La culture du compromis tuera l’Europe politique

, par Laurent Rergue

La culture du compromis tuera l'Europe politique

Robert Schuman prédisait dans sa célèbre déclaration du 9 mai 1950 que « l’Europe ne se fera pas d’un coup, ni dans une construction d’ensemble : elle se fera pas des réalisations concrètes créant d’abord une solidarité de fait ». Cette phrase résume bien la philosophie de compromis qui a animé la construction européenne et qui fait aujourd’hui loi dans les institutions de l’Union européenne. Mais ne sommes-nous pas arrivés à la fin d’un cycle, celui de la construction par petits pas ? L’Europe ne doit-elle pas se réinventer pour devenir véritablement politique ?

L’Europe a peur de la politique

La culture du compromis est souvent valorisée par les promoteurs de l’Europe. Elle permettrait d’être « unis dans la diversité » et de poursuivre un intérêt général européen. La Commission a ainsi théorisé un modèle de gouvernance fondé sur l’ouverture et le Parlement se flatte d’être une enceinte où règne le consensus permanent.

Mais où sont les résultats politiques ? La Commission se satisfait d’une Stratégie UE 2020 bien peu énergique et le Parlement passe le plus clair de son temps à voter des résolutions insipides. En Europe, la communication semble avoir remplacé l’action.

Le compromis systématique risque bien du tuer tout projet d’Europe politique. Les institutions européennes ne doivent pas avoir peur de l’affrontement et des contradictions. La politique n’est pas uniquement affaire de débat, elle est aussi la construction d’un rapport de force qui légitime une action publique.

Comment expliquer aux citoyens que la Commission, sorte de gouvernement européen, soit composée de commissaires de bords politiques différents ? Comment expliquer qu’il n’existe structurellement pas de majorité politique au Parlement ?

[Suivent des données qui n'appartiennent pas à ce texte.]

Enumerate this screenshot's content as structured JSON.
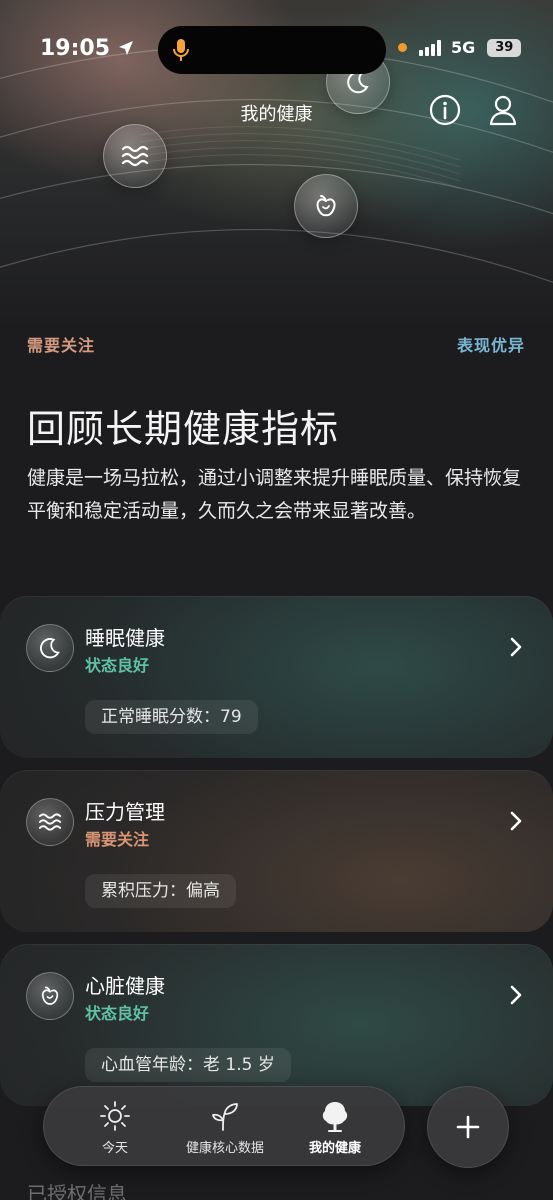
{
  "status_bar": {
    "time": "19:05",
    "network": "5G",
    "battery": "39"
  },
  "nav": {
    "title": "我的健康"
  },
  "legend": {
    "attention": "需要关注",
    "excellent": "表现优异"
  },
  "intro": {
    "headline": "回顾长期健康指标",
    "description": "健康是一场马拉松，通过小调整来提升睡眠质量、保持恢复平衡和稳定活动量，久而久之会带来显著改善。"
  },
  "cards": [
    {
      "title": "睡眠健康",
      "status": "状态良好",
      "metric": "正常睡眠分数：79",
      "icon": "moon-icon"
    },
    {
      "title": "压力管理",
      "status": "需要关注",
      "metric": "累积压力：偏高",
      "icon": "waves-icon"
    },
    {
      "title": "心脏健康",
      "status": "状态良好",
      "metric": "心血管年龄：老 1.5 岁",
      "icon": "heart-apple-icon"
    }
  ],
  "tabbar": {
    "items": [
      {
        "label": "今天",
        "icon": "sun-icon"
      },
      {
        "label": "健康核心数据",
        "icon": "sprout-icon"
      },
      {
        "label": "我的健康",
        "icon": "tree-icon",
        "active": true
      }
    ]
  },
  "footer_peek": "已授权信息",
  "colors": {
    "good": "#5fc2a4",
    "warn": "#d99573",
    "link": "#79b7d4"
  }
}
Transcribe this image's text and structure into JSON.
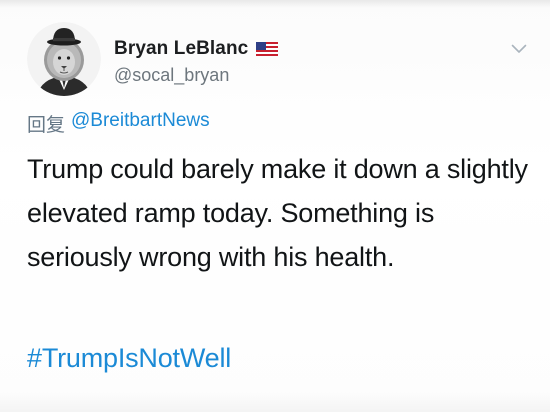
{
  "tweet": {
    "display_name": "Bryan LeBlanc",
    "handle": "@socal_bryan",
    "reply_prefix": "回复",
    "reply_to": "@BreitbartNews",
    "text": "Trump could barely make it down a slightly elevated ramp today. Something is seriously wrong with his health.",
    "hashtag": "#TrumpIsNotWell"
  },
  "icons": {
    "avatar": "lion-in-bowler-hat-avatar",
    "flag": "us-flag-icon",
    "menu": "chevron-down-icon"
  },
  "colors": {
    "link": "#1b8ad6",
    "secondary_text": "#6d767d",
    "primary_text": "#111416"
  }
}
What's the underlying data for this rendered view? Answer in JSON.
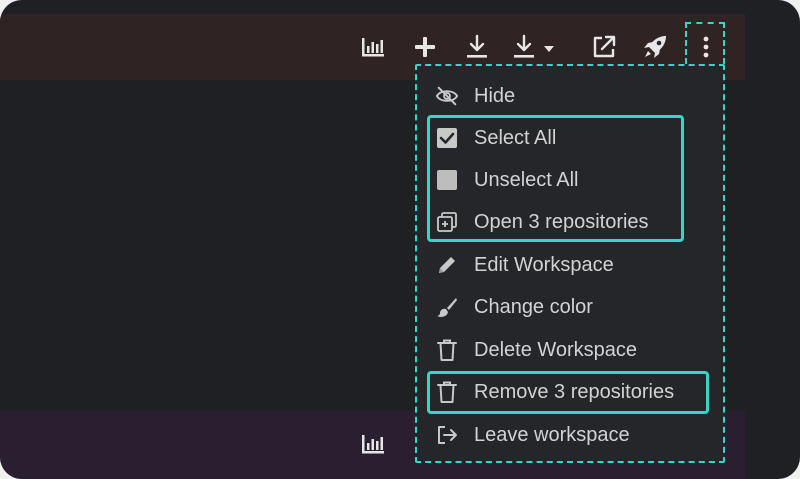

Comment justifier l’existence d’une règle de majorité qualifiée au Conseil alors que les Etats s’efforcent presque toujours d’obtenir l’unanimité ? La démocratie européenne existe, mais c’est une démocratie désincarnée, au sein de laquelle personne n’ose exercer de leadership. L’Europe a peur de la politique.

Un tel système est logique si on conçoit l’Union européenne uniquement comme une machine à réglementer. Dans cette optique, la construction européenne n’aurait aucune valeur en soi mais serait un simple instrument destiné à rapprocher les législations des Etats membres. En revanche, la culture – voire le culte – du compromis ne permettra jamais à l’Europe de véritablement légiférer et de disposer d’une autonomie politique.

Pour une concentration des pouvoirs européens

Les menaces qui ont pesé sur la zone euro l’année dernière ont démontré à ceux qui en doutaient encore que l’échelon européen ne peut pas être ignoré en matière de politiques publiques. La solidarité européenne est une réalité. Mais pour libérer tout son potentiel institutionnel, l’Union européenne ne doit pas avoir peur de la concentration des pouvoirs entre les mains d’un seul camp politique.

Imaginons que le Parlement ne soit plus élu au scrutin proportionnel mais selon un système assurant la majorité absolue des sièges à un seul groupe. Une majorité politique pourrait émerger, créant une solidarité de fait entre les parlementaires d’un même camp et structurant de véritables partis politiques transnationaux. Une fois libérée de l’obligation du compromis, la majorité pourrait mettre en œuvre un programme clair et en rendre compte en fin de mandat.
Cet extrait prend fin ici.